According to a recent Forbes article, “…16.9 million American workers currently describe themselves as digital nomads. That’s a 9% increase from 2021 and up 131% from the pre-pandemic year 2019. By some estimates, there are 35 million digital nomads worldwide.” And that number may be low as many digital nomads do not identify as such.
Carnegie Mellon University professor of organizational behavior and public policy Denise Rousseau, said about digital nomadism, “It’s attractive because of the flexibility and sense of freedom. But for many knowledge workers, it is difficult to sustain over time.”
Digital nomads enjoy travel, but working from the beach or mountain top is unrealistic. After all, getting sand in your laptop is a recipe for disaster. In reality, becoming a digital nomad requires planning. According to Lifehack, the following tips can help you decide if digital nomadism is right for you.
Understand What’s Possible
If you’re working for a company, find out if anyone else has already gone down this path before and talk to your manager and Human Resources.

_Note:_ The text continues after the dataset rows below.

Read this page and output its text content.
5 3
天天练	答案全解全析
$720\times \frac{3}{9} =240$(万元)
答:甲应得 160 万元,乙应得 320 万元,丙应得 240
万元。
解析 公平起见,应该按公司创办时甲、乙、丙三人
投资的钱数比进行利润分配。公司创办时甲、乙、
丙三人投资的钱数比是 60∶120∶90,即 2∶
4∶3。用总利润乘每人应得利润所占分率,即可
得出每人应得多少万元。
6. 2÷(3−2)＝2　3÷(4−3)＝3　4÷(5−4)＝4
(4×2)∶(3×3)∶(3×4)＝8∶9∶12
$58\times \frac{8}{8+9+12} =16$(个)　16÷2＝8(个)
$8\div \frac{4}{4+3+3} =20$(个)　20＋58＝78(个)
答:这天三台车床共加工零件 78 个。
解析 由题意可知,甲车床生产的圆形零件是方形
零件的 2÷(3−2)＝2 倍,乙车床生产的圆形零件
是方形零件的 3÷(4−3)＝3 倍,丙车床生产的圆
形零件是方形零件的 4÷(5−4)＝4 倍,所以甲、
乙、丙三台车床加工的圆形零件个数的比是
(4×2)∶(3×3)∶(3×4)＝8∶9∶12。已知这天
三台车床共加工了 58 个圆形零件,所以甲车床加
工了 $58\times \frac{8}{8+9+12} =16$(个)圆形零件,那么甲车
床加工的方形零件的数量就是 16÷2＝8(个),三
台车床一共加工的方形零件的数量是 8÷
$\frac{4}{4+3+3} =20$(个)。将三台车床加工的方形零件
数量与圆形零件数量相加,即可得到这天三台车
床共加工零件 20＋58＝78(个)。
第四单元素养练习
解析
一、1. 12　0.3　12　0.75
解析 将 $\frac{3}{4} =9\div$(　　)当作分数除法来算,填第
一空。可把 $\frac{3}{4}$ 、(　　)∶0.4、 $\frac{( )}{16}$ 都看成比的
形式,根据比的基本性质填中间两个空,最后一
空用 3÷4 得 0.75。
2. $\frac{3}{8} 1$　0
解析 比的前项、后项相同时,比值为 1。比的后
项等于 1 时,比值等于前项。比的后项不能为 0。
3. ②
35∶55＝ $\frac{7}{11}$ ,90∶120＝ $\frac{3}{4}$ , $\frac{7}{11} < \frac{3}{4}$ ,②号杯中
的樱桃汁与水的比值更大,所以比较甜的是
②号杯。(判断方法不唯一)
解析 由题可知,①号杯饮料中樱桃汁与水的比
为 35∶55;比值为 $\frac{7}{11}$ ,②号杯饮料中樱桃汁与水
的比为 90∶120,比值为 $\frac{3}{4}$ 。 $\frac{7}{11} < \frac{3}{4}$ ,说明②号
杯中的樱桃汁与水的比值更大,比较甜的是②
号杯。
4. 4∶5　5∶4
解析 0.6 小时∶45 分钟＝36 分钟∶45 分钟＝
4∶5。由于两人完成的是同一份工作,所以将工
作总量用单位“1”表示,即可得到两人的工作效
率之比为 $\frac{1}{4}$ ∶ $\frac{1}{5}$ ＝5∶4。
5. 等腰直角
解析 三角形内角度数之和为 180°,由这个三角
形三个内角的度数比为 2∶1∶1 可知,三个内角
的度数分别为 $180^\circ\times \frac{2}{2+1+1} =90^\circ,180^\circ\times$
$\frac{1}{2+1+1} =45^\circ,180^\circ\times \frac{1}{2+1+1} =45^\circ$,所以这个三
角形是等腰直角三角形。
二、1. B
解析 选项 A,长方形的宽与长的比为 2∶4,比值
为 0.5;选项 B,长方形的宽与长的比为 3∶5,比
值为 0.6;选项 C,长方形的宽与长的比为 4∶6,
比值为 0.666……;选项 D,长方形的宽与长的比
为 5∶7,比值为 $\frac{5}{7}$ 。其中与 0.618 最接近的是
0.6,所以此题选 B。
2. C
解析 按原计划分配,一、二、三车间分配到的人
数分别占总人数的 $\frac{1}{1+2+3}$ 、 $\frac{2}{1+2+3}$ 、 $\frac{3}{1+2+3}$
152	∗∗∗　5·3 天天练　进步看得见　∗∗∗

There may be some hesitation, so you’ll need to be prepared for conversations and perhaps a trial run to ensure your employer you’ll continue to be productive.
Do Your Research
If you plan to work in different countries, you’ll need to look into work visas, vaccination requirements, cost of living, and technical sophistication. If an exotic location is on your wishlist, there may be issues connecting.
There is a lot to consider financially when planning this type of lifestyle. You may be able to eliminate a house payment and a car payment, but you will also need to consider the types of places you’ll stay, from hostels to rental homes, as well as transportation costs and insurance expenses as you move from place to place.
Discipline and Adaptability
Many digital nomads have a list of places they have visited where they would like to live. Working in places where you have vacationed requires mental fortitude not to treat the experience like a holiday. Once you’ve settled into working in a new location, everyday tasks can also derail your focus. Setting aside time to handle simple tasks can help you feel at home faster and not interfere with your work time.
On the flip side, it is also easy to overwork, and before you know it, you’ve been working for days or weeks without getting out. Without a normal routine, it takes effort to keep a good work-life balance and not let it teeter in either direction.